Actually, as I think of it, it did give me a good broad sense of the various regions of England.  For instance, I finally get now that the legend of Arthur took place somewhere in the southwest, possibly even Wales.  I also think I know a bit about Cornwall, which is cool.  I knew a Cornish guy once and he had the black hair and an intensity of gaze, as Peel describes them.

Anyhow, that was perhaps not the best book to get my reading habits back up.  Now on to some fun fiction!

Tuesday, February 09, 2021

1. The Adventures of Ben Gunn by R.F. Delderfield

Past performance does not indicate future results.  Wow, after the last two years of consistent reading, I totally fell off in the end of 2020 and early 2021.  I gave myself a break after achieving my goal last year, played videogames, watched a lot of sports and too much twitter.  Somehow it turned into a pit of pleasant lassitude that is now catching up to me.  I did at least complete an entire videogame (Mutant Year Zero: Road to Eden and the expansions).  And the post-Trump insurrection social media world was entertaining enough to bring my addiction flaring back (at least when social media is stressful and depressing you are really motivated to get out of it).  I guess my struggle with laziness will last my entire life and I cannot ever let up my efforts.  Enough wanking, on to the review!


I am now a full fan of R.E. Delderfield and will pick up his books when I find them. This was a real score, a lovely Coronet paperback of his unofficial sequel to Treasure Island.  When I found it, I realized I needed to reread the original, which turned out to be a great pleasure.  The conceit of The Treasures of Ben Gunn is that James Hawkins, now a comfortable middle-aged landowner, became the employer of Ben Gunn, the castaway on Treasure Island.  Once the latter passed on, Hawkins felt he could tell his tale as Ben had told him.  This tale also tells the story of Long John Silver and the origin of the treasure. It's a great idea and most well executed, though one wonders if it is right to actually write down a tale that may have been better left for each reader's own speculation.  This applies not only to the backstory but also the fate of the characters.  I felt sort of sad at the end of this knowing that the rest of James Hawkins life, though a good one, did not lead to much more adventure.

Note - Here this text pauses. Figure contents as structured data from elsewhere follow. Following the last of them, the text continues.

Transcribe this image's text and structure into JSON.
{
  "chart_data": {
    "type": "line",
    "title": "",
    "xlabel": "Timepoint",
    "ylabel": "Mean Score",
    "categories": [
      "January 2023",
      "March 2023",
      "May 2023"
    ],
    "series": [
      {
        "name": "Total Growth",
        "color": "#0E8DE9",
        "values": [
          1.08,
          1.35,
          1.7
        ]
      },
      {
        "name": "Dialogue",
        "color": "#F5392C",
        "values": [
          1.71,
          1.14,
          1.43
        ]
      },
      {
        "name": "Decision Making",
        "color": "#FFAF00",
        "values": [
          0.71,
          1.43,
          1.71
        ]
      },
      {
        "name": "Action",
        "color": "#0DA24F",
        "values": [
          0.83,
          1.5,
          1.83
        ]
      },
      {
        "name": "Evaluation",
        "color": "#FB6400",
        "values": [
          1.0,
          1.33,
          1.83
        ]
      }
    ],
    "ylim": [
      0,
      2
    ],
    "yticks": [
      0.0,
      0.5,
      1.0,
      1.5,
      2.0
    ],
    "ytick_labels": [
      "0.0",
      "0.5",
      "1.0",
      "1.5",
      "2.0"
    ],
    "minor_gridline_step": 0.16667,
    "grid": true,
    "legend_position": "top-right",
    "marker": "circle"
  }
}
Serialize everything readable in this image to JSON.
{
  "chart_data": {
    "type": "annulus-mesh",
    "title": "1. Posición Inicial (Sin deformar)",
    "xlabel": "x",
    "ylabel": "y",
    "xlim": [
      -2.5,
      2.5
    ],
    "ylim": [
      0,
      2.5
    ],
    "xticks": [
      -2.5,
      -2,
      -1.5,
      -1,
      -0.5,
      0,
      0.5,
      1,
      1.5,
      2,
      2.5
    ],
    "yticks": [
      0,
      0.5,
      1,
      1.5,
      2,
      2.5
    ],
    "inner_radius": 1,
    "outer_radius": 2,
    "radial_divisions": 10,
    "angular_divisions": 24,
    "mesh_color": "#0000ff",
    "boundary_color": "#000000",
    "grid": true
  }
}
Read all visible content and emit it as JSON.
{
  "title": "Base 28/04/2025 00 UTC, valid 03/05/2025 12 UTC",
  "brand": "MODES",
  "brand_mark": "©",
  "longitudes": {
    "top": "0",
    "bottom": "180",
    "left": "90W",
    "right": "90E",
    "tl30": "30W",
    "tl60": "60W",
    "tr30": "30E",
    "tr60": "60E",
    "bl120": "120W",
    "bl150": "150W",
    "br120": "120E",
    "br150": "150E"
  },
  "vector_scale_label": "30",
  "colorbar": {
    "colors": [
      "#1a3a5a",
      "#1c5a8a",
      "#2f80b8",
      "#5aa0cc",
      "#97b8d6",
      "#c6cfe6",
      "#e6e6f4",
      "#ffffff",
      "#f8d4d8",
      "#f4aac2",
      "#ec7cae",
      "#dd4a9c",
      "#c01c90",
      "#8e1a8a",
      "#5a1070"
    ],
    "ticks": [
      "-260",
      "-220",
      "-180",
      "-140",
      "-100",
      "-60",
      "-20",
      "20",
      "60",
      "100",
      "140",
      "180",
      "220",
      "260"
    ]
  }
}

Ben Gunn's story starts out on land, on an estate in England with a new Lord who is a tyrant about following the laws. His rigidity and his asshole, drunken loser son, make the lives of their tenants miserable.  Nick Allardyce, whose skeleton you may or may not recall, pointed to the treasure, was a young squire who runs afoul of the masters of the estate.  He and Ben Gunn, after an altercation where the son is killed, are forced to flee England.  Their paths in the oceans eventually lead them to Captain Flint, Long John Silver and a life of piracy.

The opening section feels very Delderfieldesque and brings the reader some righteousness at the injustice.  The middle part of the book, where we follow the adventures of the pirates, somehow lacked excitement for me. It was very historically accurate, rich in location and situation, but somehow there wasn't enough of a real foil or narrative through line to get me fired up the way Treasure Island did.  Once Ben Gunn gets marooned, we get a mini-Robinson Crusoe, which I always enjoy, as well as his redemption.  This development as it aligned with the Treasure Island narrative (when the pirates return) was quite fun to read.  So it does fill in the backstory nicely but somehow didn't grip me the way a good pirate story should.  I will have to read more Delderfield, but my sense is that his strength is in the long, slow narrative, punctuated with moments of satisfying character and Englishness rather than the flash bang of a true adventure novelist.  Still, very enjoyable and I am happy to have this on my too-full bookshelves.